Elian despertó con la certeza de que algo había cambiado. No en el mundo, sino en él.
La noche anterior había soñado con un número. Un número que empezaba con uno... pero que no terminaba jamás. Era tan largo que su mente solo podía recordar la sensación de haberlo visto, como si hubiera contemplado un océano infinito y solo pudiera describir una gota.
Ese día, Elian caminó por su pueblo como si los edificios respiraran. El reloj de la torre marcaba las 12:12, una hora perfectamente simétrica. Las campanas no sonaron. Nadie
lo notó, excepto él.
Fue entonces cuando vio a la anciana del puente.
Nadie sabía su nombre, y algunos decían que había vivido allí desde antes de que se construyera el pueblo. Otros, que era solo un mito que aparecía a los que estaban cerca de entender algo demasiado grande. Ella tejía con hilos de plata y sombra, y cuando
Elian pasó frente a ella, levantó la vista por primera vez en años.
La anciana sonrió. No fue una sonrisa alegre.
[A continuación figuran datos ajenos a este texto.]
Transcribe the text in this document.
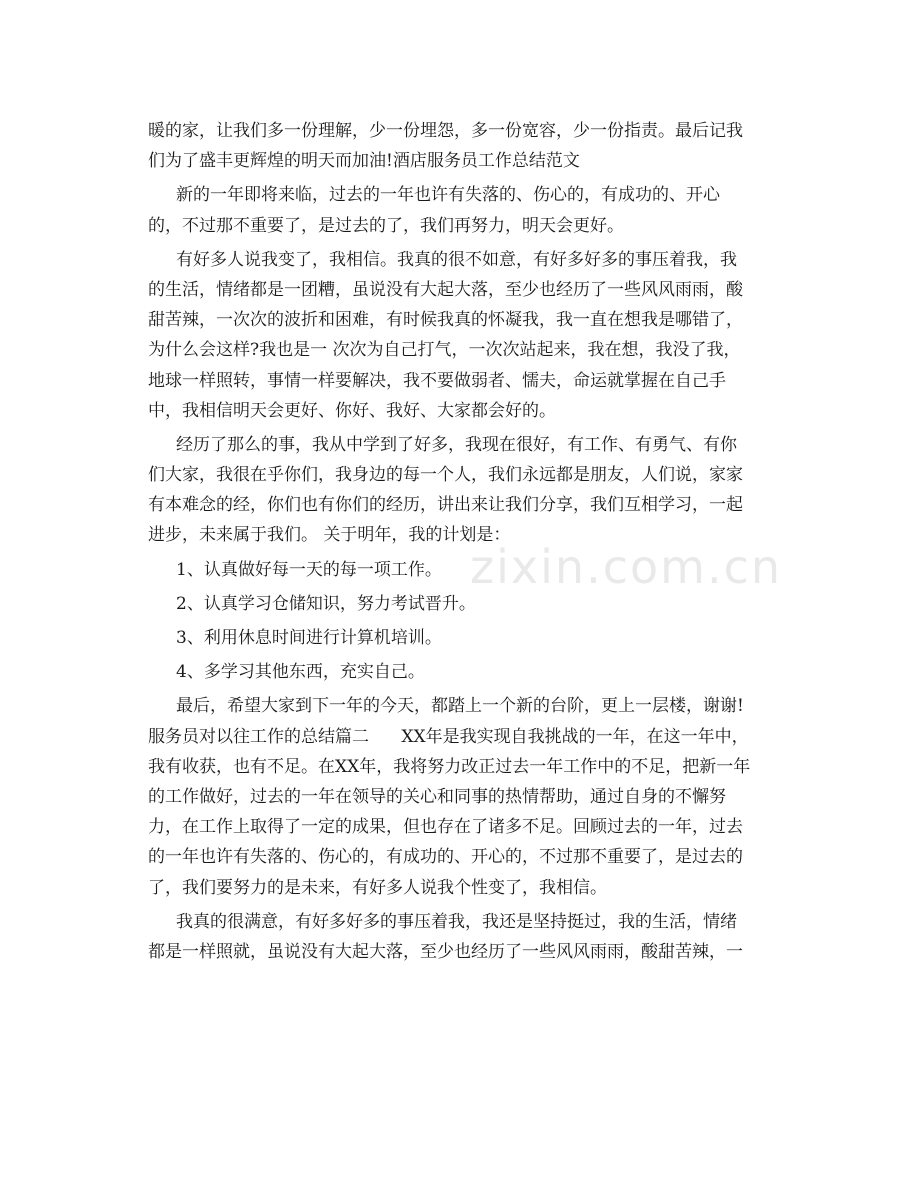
zixin.com.cn
暖的家，让我们多一份理解，少一份埋怨，多一份宽容，少一份指责。最后记我
们为了盛丰更辉煌的明天而加油!酒店服务员工作总结范文
新的一年即将来临，过去的一年也许有失落的、伤心的，有成功的、开心
的，不过那不重要了，是过去的了，我们再努力，明天会更好。
有好多人说我变了，我相信。我真的很不如意，有好多好多的事压着我，我
的生活，情绪都是一团糟，虽说没有大起大落，至少也经历了一些风风雨雨，酸
甜苦辣，一次次的波折和困难，有时候我真的怀凝我，我一直在想我是哪错了，
为什么会这样?我也是一 次次为自己打气，一次次站起来，我在想，我没了我，
地球一样照转，事情一样要解决，我不要做弱者、懦夫，命运就掌握在自己手
中，我相信明天会更好、你好、我好、大家都会好的。
经历了那么的事，我从中学到了好多，我现在很好，有工作、有勇气、有你
们大家，我很在乎你们，我身边的每一个人，我们永远都是朋友，人们说，家家
有本难念的经，你们也有你们的经历，讲出来让我们分享，我们互相学习，一起
进步，未来属于我们。 关于明年，我的计划是：
1、认真做好每一天的每一项工作。
2、认真学习仓储知识，努力考试晋升。
3、利用休息时间进行计算机培训。
4、多学习其他东西，充实自己。
最后，希望大家到下一年的今天，都踏上一个新的台阶，更上一层楼，谢谢!
服务员对以往工作的总结篇二      XX年是我实现自我挑战的一年，在这一年中，
我有收获，也有不足。在XX年，我将努力改正过去一年工作中的不足，把新一年
的工作做好，过去的一年在领导的关心和同事的热情帮助，通过自身的不懈努
力，在工作上取得了一定的成果，但也存在了诸多不足。回顾过去的一年，过去
的一年也许有失落的、伤心的，有成功的、开心的，不过那不重要了，是过去的
了，我们要努力的是未来，有好多人说我个性变了，我相信。
我真的很满意，有好多好多的事压着我，我还是坚持挺过，我的生活，情绪
都是一样照就，虽说没有大起大落，至少也经历了一些风风雨雨，酸甜苦辣，一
Fue una que sabía demasiado.
Luego, como si fuera parte del viento, la anciana se desvaneció. Solo quedó su telar, y en él, una hebra de hilo que parecía no terminar.
Elian la guardó en su cuaderno, entre las primeras dos páginas de su historia. Sabía que era importante.
Sabía que era parte del número.
Y que aún faltaban 98 partes más para entender el todo.